En la Cueva de la Cupola, las piedras eran torneadas cual cráneos y el agua goteaba incesantemente, como si hubiera llovido, y había formaciones de escarcha pétrea y carámbanos y espolones que relucían como velas. Le advirtió que no los tocara.
—Si los tocas, se vuelven negros como el hollín.
—Es la historia de mi vida —dijo ella—. Todo lo que toco se convierte en mierda.
—Me estarás agradecida.
—¿Por qué?
En el Pasillo del Regreso, el aire era cálido y húmedo, y el agua corría paredes abajo como si fuera sangre. Sostenía la pistola y estaba a un golpe de dedo del final de todo lo que sabía sobre sí mismo. Si Roger pudiera agradecérselo, lo haría.

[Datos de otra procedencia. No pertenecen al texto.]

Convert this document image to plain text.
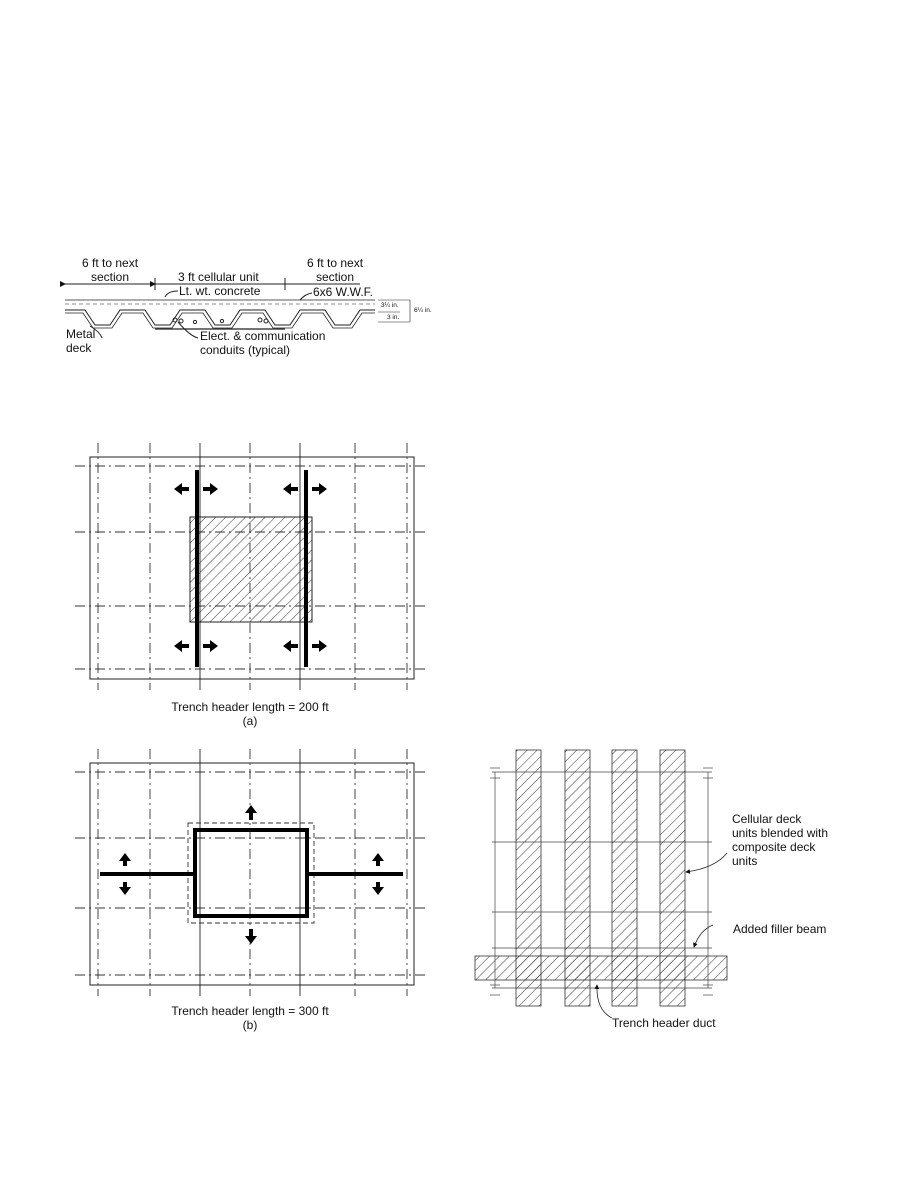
6 ft to next
section	3 ft cellular unit
6 ft to next
section
Lt. wt. concrete	6x6 W.W.F.
Metal
deck
Elect. & communication
conduits (typical)
3¼ in.
3 in.
6¼ in.
Trench header length = 200 ft
(a)
Trench header length = 300 ft
(b)
Cellular deck
units blended with
composite deck
units
Added filler beam
Trench header duct
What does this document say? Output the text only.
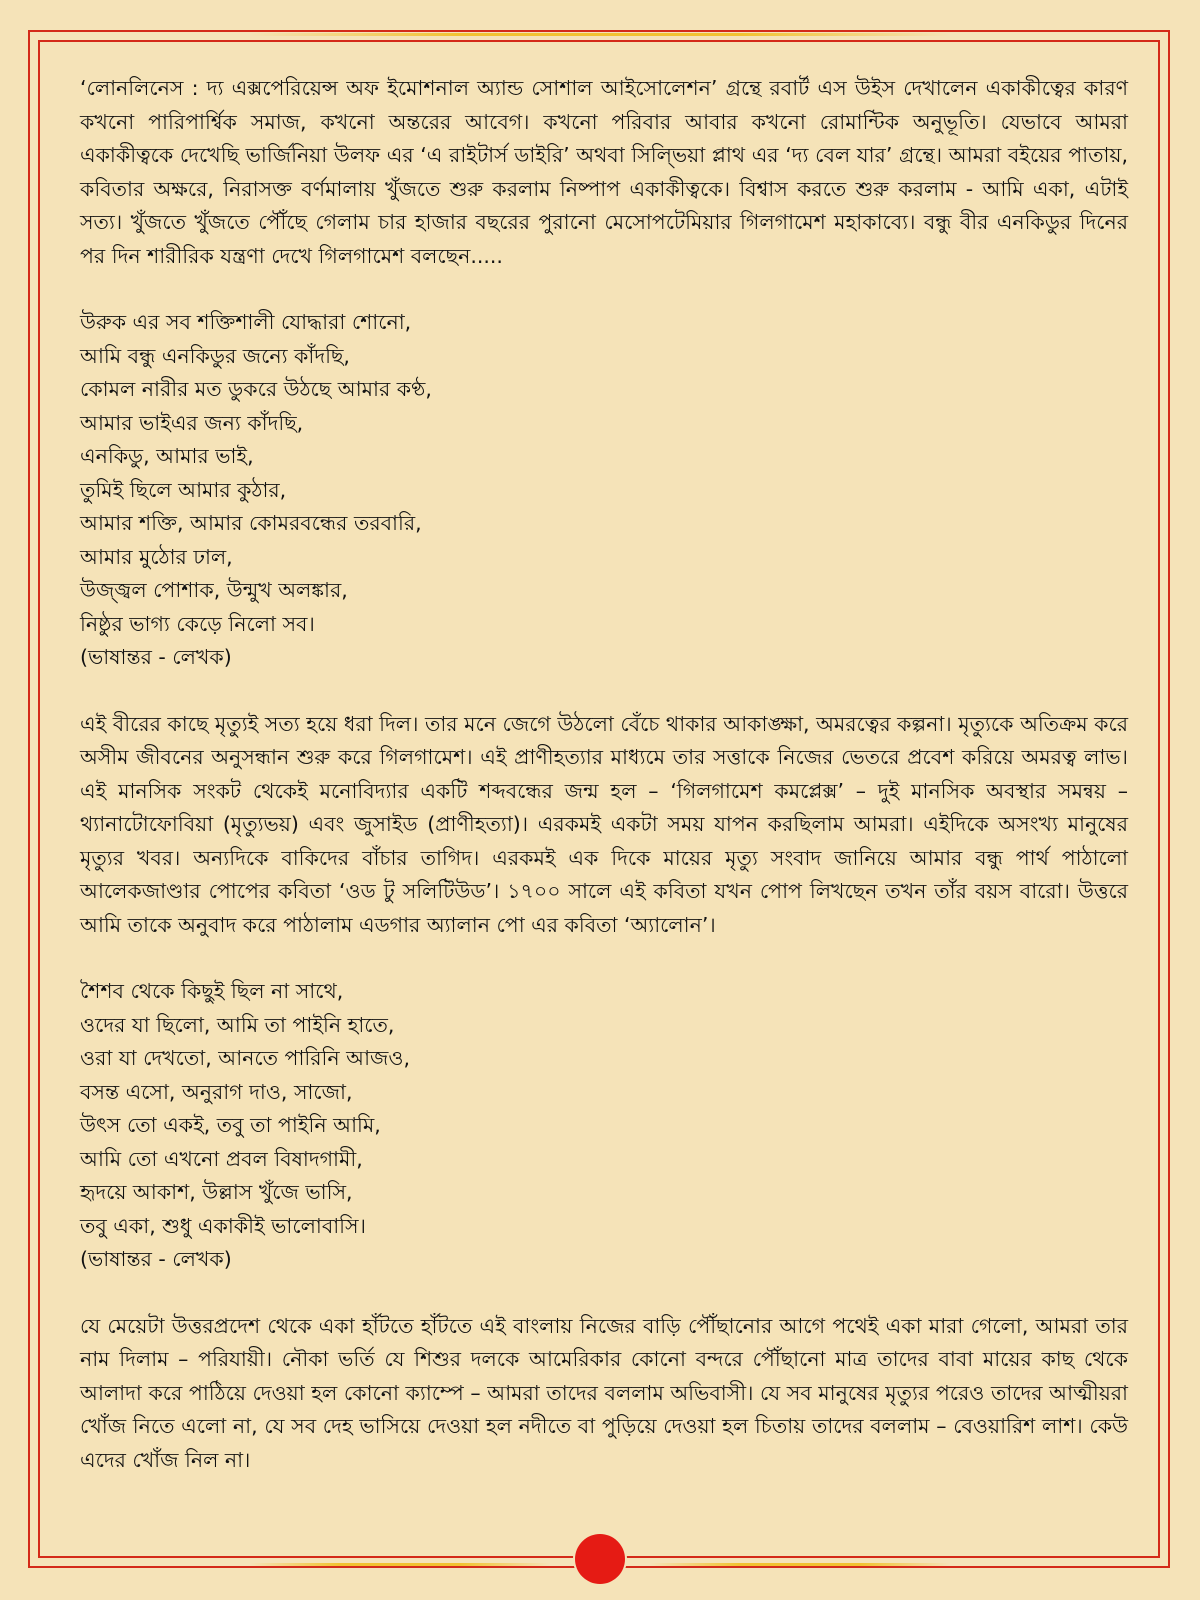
‘লোনলিনেস : দ্য এক্সপেরিয়েন্স অফ ইমোশনাল অ্যান্ড সোশাল আইসোলেশন’ গ্রন্থে রবার্ট এস উইস দেখালেন একাকীত্বের কারণ কখনো পারিপার্শ্বিক সমাজ, কখনো অন্তরের আবেগ। কখনো পরিবার আবার কখনো রোমান্টিক অনুভূতি। যেভাবে আমরা একাকীত্বকে দেখেছি ভার্জিনিয়া উলফ এর ‘এ রাইটার্স ডাইরি’ অথবা সিল্ভিয়া প্লাথ এর ‘দ্য বেল যার’ গ্রন্থে। আমরা বইয়ের পাতায়, কবিতার অক্ষরে, নিরাসক্ত বর্ণমালায় খুঁজতে শুরু করলাম নিষ্পাপ একাকীত্বকে। বিশ্বাস করতে শুরু করলাম - আমি একা, এটাই সত্য। খুঁজতে খুঁজতে পৌঁছে গেলাম চার হাজার বছরের পুরানো মেসোপটেমিয়ার গিলগামেশ মহাকাব্যে। বন্ধু বীর এনকিডুর দিনের পর দিন শারীরিক যন্ত্রণা দেখে গিলগামেশ বলছেন.....

উরুক এর সব শক্তিশালী যোদ্ধারা শোনো,
আমি বন্ধু এনকিডুর জন্যে কাঁদছি,
কোমল নারীর মত ডুকরে উঠছে আমার কণ্ঠ,
আমার ভাইএর জন্য কাঁদছি,
এনকিডু, আমার ভাই,
তুমিই ছিলে আমার কুঠার,
আমার শক্তি, আমার কোমরবন্ধের তরবারি,
আমার মুঠোর ঢাল,
উজ্জ্বল পোশাক, উন্মুখ অলঙ্কার,
নিষ্ঠুর ভাগ্য কেড়ে নিলো সব।
(ভাষান্তর - লেখক)

এই বীরের কাছে মৃত্যুই সত্য হয়ে ধরা দিল। তার মনে জেগে উঠলো বেঁচে থাকার আকাঙ্ক্ষা, অমরত্বের কল্পনা। মৃত্যুকে অতিক্রম করে অসীম জীবনের অনুসন্ধান শুরু করে গিলগামেশ। এই প্রাণীহত্যার মাধ্যমে তার সত্তাকে নিজের ভেতরে প্রবেশ করিয়ে অমরত্ব লাভ। এই মানসিক সংকট থেকেই মনোবিদ্যার একটি শব্দবন্ধের জন্ম হল – ‘গিলগামেশ কমপ্লেক্স’ – দুই মানসিক অবস্থার সমন্বয় – থ্যানাটোফোবিয়া (মৃত্যুভয়) এবং জুসাইড (প্রাণীহত্যা)। এরকমই একটা সময় যাপন করছিলাম আমরা। এইদিকে অসংখ্য মানুষের মৃত্যুর খবর। অন্যদিকে বাকিদের বাঁচার তাগিদ। এরকমই এক দিকে মায়ের মৃত্যু সংবাদ জানিয়ে আমার বন্ধু পার্থ পাঠালো আলেকজাণ্ডার পোপের কবিতা ‘ওড টু সলিটিউড’। ১৭০০ সালে এই কবিতা যখন পোপ লিখছেন তখন তাঁর বয়স বারো। উত্তরে আমি তাকে অনুবাদ করে পাঠালাম এডগার অ্যালান পো এর কবিতা ‘অ্যালোন’।

শৈশব থেকে কিছুই ছিল না সাথে,
ওদের যা ছিলো, আমি তা পাইনি হাতে,
ওরা যা দেখতো, আনতে পারিনি আজও,
বসন্ত এসো, অনুরাগ দাও, সাজো,
উৎস তো একই, তবু তা পাইনি আমি,
আমি তো এখনো প্রবল বিষাদগামী,
হৃদয়ে আকাশ, উল্লাস খুঁজে ভাসি,
তবু একা, শুধু একাকীই ভালোবাসি।
(ভাষান্তর - লেখক)

যে মেয়েটা উত্তরপ্রদেশ থেকে একা হাঁটতে হাঁটতে এই বাংলায় নিজের বাড়ি পৌঁছানোর আগে পথেই একা মারা গেলো, আমরা তার নাম দিলাম – পরিযায়ী। নৌকা ভর্তি যে শিশুর দলকে আমেরিকার কোনো বন্দরে পৌঁছানো মাত্র তাদের বাবা মায়ের কাছ থেকে আলাদা করে পাঠিয়ে দেওয়া হল কোনো ক্যাম্পে – আমরা তাদের বললাম অভিবাসী। যে সব মানুষের মৃত্যুর পরেও তাদের আত্মীয়রা খোঁজ নিতে এলো না, যে সব দেহ ভাসিয়ে দেওয়া হল নদীতে বা পুড়িয়ে দেওয়া হল চিতায় তাদের বললাম – বেওয়ারিশ লাশ। কেউ এদের খোঁজ নিল না।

Un simple gracias, y hacerlo de nuevo no es necesario. La gente es ingrata y te arrebata todo aquello que tiene sentido. Luego a uno deja de importarle. No puede importarle.
Un faro a franjas rojas y blancas, construido poco después de la guerra, está aislado unos cien metros mar adentro, ya sin luz.
A Will le arden los hombros de tanto remar y le duelen las nalgas sobre el asiento de fibra de vidrio. Es mucho esfuerzo porque la carga que lleva pesa casi tanto como el bote de fondo plano, y ahora que está cerca de su casa no quiere usar el motor fueraborda. Nunca lo hace. Es ruidoso, y no quiere hacer ruido, aunque no haya nadie que pueda oírlo. Allí no vive nadie. No viene nadie si no es de día, y sólo cuando hace buen tiempo. Pero ni siquiera entonces está nadie al tanto de que ese lugar le pertenece. La pasión por un faro y un cubo de arena. ¿Cuántos niños son propietarios de una isla? Un guante y una pelota, y un picnic de acampada. Todo ha desaparecido. Está enterrado. La triste travesía en barco hasta el otro extremo.
Al otro lado del agua se ven las luces de Mount Pleasant, y las luces de la isla James y Charleston. Hacia el suroeste está Folly Beach. Mañana será un día cálido y nuboso, y a media tarde la marea estará baja. El bote pasa rozando conchas de ostra cuando lo arrastra playa arriba.